Другими словами, решение мое уже принято — оно останется таким же неизменным, как те правила, которыми я руководствовался в жизни до сегодняшнего дня. Нет, я не стану покупать ценой своего счастья — а я убежден, что Эдокси не сделала бы меня счастливым, — ценой своего покоя, ценой своей свободы, своих — пусть неверных, но сладостных — надежд нелепую честь связать свое имя с именем женщины, которую я никогда не смогу полюбить. Если я придаю какое-то значение своему богатству и положению в обществе, то главным образом потому, что они дают мне независимость и предоставляют полную свободу выбрать ту, которую я захочу; ибо в конце концов… к чему скрывать? Если уж идти на мезальянс, то я сто раз предпочел бы снизойти до кого-то, чем мириться с тем, чтобы кто-то снизошел до меня. Я слишком горд; я никогда не соглашусь стать чьим-то должником ради того, чтобы набить себе цену в обществе и поставить себя тем самым в зависимость от женского тщеславия. Чем подобное унижение, я согласился бы жениться даже на Адели… Адель!..

Право же, это так!

5 мая

Бывают дни — дни слишком быстротечные! — словно приносимые нам в дар провидением, когда нашему сердцу, уставшему от печалей, становится необходимо омыться счастьем, чтобы вовсе не изнемочь.

Один такой день — вознаграждение за целую вечность одиночества и горя. Да, сказал бы я судьбе, пусть повторится он, этот день, пусть наступит он вновь во всем своем очаровании, со всеми его обманчивыми иллюзиями; пусть будет мне дано пережить его снова, до конца насладиться им, вкусить все его радости — и с той же доверчивостью, с тем же самозабвением, что и в первый раз; а там… пусть приходит оно — Небытие!

Неподалеку от замка Валанси, в лесу, я заприметил прелестный тенистый уголок, куда сходятся тропинки, ведущие сюда от обоих селений и тянущиеся дальше к равнине, где они теряются вдалеке. Здесь, в этой своеобразной зеленой горнице, где потолком служит широкий лиственный свод, а полом — ковер цветущих трав, источающих сладчайший аромат, есть нечто вроде скамеек, созданных самой природой, столь удобных, как если бы они были сделаны руками человека. Совсем близко отсюда виднеется сквозь ветви блестящая гладь пруда с удивительно прозрачной водой. Словно хрустальным поясом окаймляют лес небольшие бухты, привлекающие на свои берега бесчисленные стаи птиц.

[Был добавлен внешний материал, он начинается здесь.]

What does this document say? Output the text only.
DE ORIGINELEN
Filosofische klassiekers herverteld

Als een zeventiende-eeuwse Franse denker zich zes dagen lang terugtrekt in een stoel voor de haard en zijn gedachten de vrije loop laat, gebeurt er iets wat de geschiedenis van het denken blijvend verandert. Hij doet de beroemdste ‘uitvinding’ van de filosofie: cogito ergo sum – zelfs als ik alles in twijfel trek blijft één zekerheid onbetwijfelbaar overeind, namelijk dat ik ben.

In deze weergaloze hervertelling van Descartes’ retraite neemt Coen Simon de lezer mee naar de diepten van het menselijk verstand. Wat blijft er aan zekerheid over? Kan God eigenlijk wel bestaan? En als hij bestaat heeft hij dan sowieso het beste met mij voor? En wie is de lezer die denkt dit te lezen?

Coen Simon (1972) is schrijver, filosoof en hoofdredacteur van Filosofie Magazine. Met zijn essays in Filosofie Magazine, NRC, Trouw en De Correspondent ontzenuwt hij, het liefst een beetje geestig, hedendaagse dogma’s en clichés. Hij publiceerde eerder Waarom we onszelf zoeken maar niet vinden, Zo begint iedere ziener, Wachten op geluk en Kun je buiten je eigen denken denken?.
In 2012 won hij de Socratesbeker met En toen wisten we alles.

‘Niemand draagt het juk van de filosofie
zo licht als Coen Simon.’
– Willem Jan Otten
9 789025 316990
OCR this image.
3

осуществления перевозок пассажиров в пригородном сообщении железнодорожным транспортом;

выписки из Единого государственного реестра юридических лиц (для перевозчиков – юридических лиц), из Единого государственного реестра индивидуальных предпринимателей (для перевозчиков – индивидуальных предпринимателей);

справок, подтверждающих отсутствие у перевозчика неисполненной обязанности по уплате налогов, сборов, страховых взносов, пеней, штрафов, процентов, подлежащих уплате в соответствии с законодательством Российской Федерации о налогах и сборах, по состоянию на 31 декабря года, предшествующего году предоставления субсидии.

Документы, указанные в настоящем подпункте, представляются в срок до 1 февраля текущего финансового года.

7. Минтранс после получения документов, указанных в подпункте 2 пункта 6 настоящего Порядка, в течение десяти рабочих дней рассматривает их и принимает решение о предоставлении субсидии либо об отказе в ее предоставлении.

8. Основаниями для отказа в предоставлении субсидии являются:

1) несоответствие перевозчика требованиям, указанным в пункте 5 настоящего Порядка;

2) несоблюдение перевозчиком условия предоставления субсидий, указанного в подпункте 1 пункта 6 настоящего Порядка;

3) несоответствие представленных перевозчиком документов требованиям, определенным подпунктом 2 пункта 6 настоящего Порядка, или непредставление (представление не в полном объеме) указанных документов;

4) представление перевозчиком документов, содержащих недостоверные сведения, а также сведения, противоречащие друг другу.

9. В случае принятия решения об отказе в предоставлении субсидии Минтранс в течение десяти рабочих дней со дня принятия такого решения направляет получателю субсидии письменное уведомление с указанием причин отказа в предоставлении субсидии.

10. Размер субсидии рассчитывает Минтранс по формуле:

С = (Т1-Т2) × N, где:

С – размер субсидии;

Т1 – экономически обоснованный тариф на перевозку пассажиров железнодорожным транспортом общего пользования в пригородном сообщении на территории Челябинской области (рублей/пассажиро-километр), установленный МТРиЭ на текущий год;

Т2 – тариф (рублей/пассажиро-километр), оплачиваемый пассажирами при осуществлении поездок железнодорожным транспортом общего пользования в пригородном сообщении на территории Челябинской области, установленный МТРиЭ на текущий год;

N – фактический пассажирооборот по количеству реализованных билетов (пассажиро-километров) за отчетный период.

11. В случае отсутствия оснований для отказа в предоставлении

Я сидел в этом уголке, добросовестно пересчитывая тычинки на незнакомом мне цветке, когда чьи-то легкие шаги и шелест женского платья отвлекли меня от моих занятий. Это была Адель; и хотя в том, что она оказалась в лесу, не было, собственно, ничего удивительного (я почему-то даже ожидал встретить ее здесь), да и к тому же я видел в ней не больше чем привлекательную, правда, но все же совсем почти незнакомую девушку, — сердце мое бурно заколотилось; я задрожал, какой-то трепет охватил меня, перед глазами заплясали все цвета радуги, непонятная слабость овладела всем моим существом, и я невольно замедлил шаги, ибо незаметно для самого себя я встал и подходил к Адели; не глядя ей в лицо, во всяком случае не различая его черт, я предложил проводить ее, не догадавшись даже осведомиться, куда она идет. Когда пелена, застилавшая мне глаза, немного рассеялась и я смог увидеть лицо Адели, мне стало ясно, что она удивлена моим предложением, — да, по правде сказать, я и сам был немало удивлен им; но все же я повторил его — на этот раз, вероятно, более уверенным тоном. Несколько мгновений Адель колебалась, потом вдруг, словно подчиняясь приказу, а не уступая просьбе, легонько оперлась на мою руку; тогда я решительно удержал эту доверившуюся мне ручку, прижал ее к груди, и мы быстро зашагали в ту сторону, куда она, по-видимому, направлялась.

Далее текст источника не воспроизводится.